2014年07月03日 21時52分55秒 | 三重の文学コレクション
 石垣りんさんは、前回こんなことを書いておられました。

 そんな言い方はしたくない。したくなくても、ではなぜ、汚れきった空の下で、多くの居住民が健康をむしばまれ、生活の場を不当に犯されて苦しむ側に味方してくれなかったのだろう。長い間、とつけ加える。もしかしたらこれから先も、とつけ加える。

 なぜ、という思いがわき起こったそうです。どうして、人々は、そんなになるまで大気汚染を放置し、ぜんそくに苦しむ若い人たちを見殺しにしていたのか、と。せっかく胸にわき起こった疑問も、すぐにあきらめに傾いて、「もしかしたら、これから先も、苦しんでいる人に手をさしのべないで、みんなバラバラのままなのかも……」という疑念が起こったのかもしれません。

 今の私たちはどうでしょう。こうしたまわりの人への無関心な態度はというのは、今の私たちもやっている、というか30年前の人々よりももっと強烈に無関心な気がします。どうして連帯できないのか、というよりも、私たちは連帯を求めているのでしょうか? いや、そもそも私たちに連帯は必要なのか? まるで、私たちは連帯を必要としていないのではないかという気にもなります。
 
 それで、答えは、やはり私たちには「連帯は必要です!」 面倒だから、自分で何とかやっていくから、基本は連帯なしでやっていく。そして、まわりが苦しんでいても、なるべく無関心でやっている。ああ、こんな状態だから、お金持ちや権力者のみなさんに、私たちはつけいられるようになっているのです。強い人はいいです。弱い人々は、とりあえず身を守るために連帯しなくては! 形だけでもいいのだから!

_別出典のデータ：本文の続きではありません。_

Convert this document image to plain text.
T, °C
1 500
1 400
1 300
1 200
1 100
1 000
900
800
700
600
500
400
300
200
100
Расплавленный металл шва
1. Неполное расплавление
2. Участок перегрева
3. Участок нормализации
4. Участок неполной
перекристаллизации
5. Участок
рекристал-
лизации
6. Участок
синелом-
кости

 鈴鹿川ひとつへだてた磯津の町は対照的だった。近代設備をととのえたコンビナートの真向かいに、昔ながらの家並み、かどをまがれば干魚のにおう黒い町。なぜか屋根も壁面も黒い印象だった。一軒一軒見てゆくと、そこには海が与えたつつましい暮らしの安定とゆたかさが軒端(のきば)にかげる、長い月日を宿していた。が、ちょっと顔をあげれば、その真上には、どこからでも目にはいるのが、ボワッボワッと無気味に燃え続けるフレアスタックのオレンジ色の炎であり、色とりどりの煙であり、うっとうしい空の重たさであった。それだけならがまんもしよう。問題は異臭、悪臭であった。そのにおいにこもる毒性であった。その上、と言いたい。その毒性がうんぬんされ出したとき企業は何をしたか。毒性はそのままにして、臭いと色の方を消すことをした、と町の声はいった。

 塩浜の氷屋さんに腰をおろすと、店の向こうに大工場の門があり、見上げる煙突の胴が立ちふさがっていた。ふと「私も認定患者なんです」とその店の四十がらみの奥さんが言い、立って行って一通の手紙を私に渡してよこした。ひらくと、大気汚染関係認定症患者殿という四日市市衛生部長からの刷物(すりもの)だった。個人名をあて名としていちいち書く手間をはぶかなければならない数の患者があってのことだろう。なんでもないことのようにその婦人はつけ加えた。「病院へネ、八日行くと月二千円くれる。七日ではダメ」。言葉は少なかった。たった二千円。ぜんそくに苦しむ人に渡す金が七日と八日の境で分けられることにいきどおりを覚えた。当の婦人の顔に怒りのないのが逆に印象深かった。
 


 石垣りんさんが、東海テレビのお仕事で三重県の四日市へ来られて、そこでの異様な風景を目にして、何とかしなくてはと思い、詩を書き、そのいくつかが番組の中でも流され、ぜんそくなどの公害病に苦しむ人々を取り上げました。そこから、公害訴訟やらがあって、今の四日市は、昔ほどの大気汚染はなくなったようです。けれども、工場群はそのままあるので、上手に空気を汚さないよう少しは努力をしているようです。







 四日市の富田というところから、三岐鉄道に乗ったら、終点は西藤原ということろで、ものすごく山深いところでした。


 でも、旅人が四日市の町を通り過ぎたら、何だか殺風景な、人間が住んでないような、無機質の工場群が広がり、不気味な感じがするかもしれない。現実には、三重県で一番人口の多い都市で、25万人の人々が住んでいるというのに、通り過ぎる人は、その人々が感じられないまま、過去に公害問題があり、今はそうでもないというけれど、何だか寂しい大都市だなぁという印象を抱いて、過ぎ去っていくのではないでしょうか。

 もっと、町の力を前面に出していかないといけないですね。この前の三岐鉄道なんか、なかなかよかったんだから、ああいうところとか、近鉄が廃止したがっている内部線(うつべせん)とか、鉄道の魅力もいっぱいあるところなのに、そういういいところをもっと私も探しに行きますね!



★ 2015年4月から、近鉄内部(うつべ)線というナローゲージの小さな鉄道は、第三セクター化されて、近鉄からは切り離されてしまいました。

 近鉄さんは、サミットが来て、少しは株価も上がったことでしょう。なにしろすべての会場は、近鉄さんの持ち物だと思われます。そして、私たちが知らないうちに、サミットは終わって、何だかわからなかったけれど、ものものしかったなあと、来年の今ごろは文句を言っているでしょう。

 だけど、内部線はお金にならないので地元に投げ捨てることにした。地元は、もっとこの不思議な短い鉄道を有効利用して、うまくすればここを路面電車とかにでもしたらいいわけだから、せいぜい上手に使ってやってもらいたいと私は思います。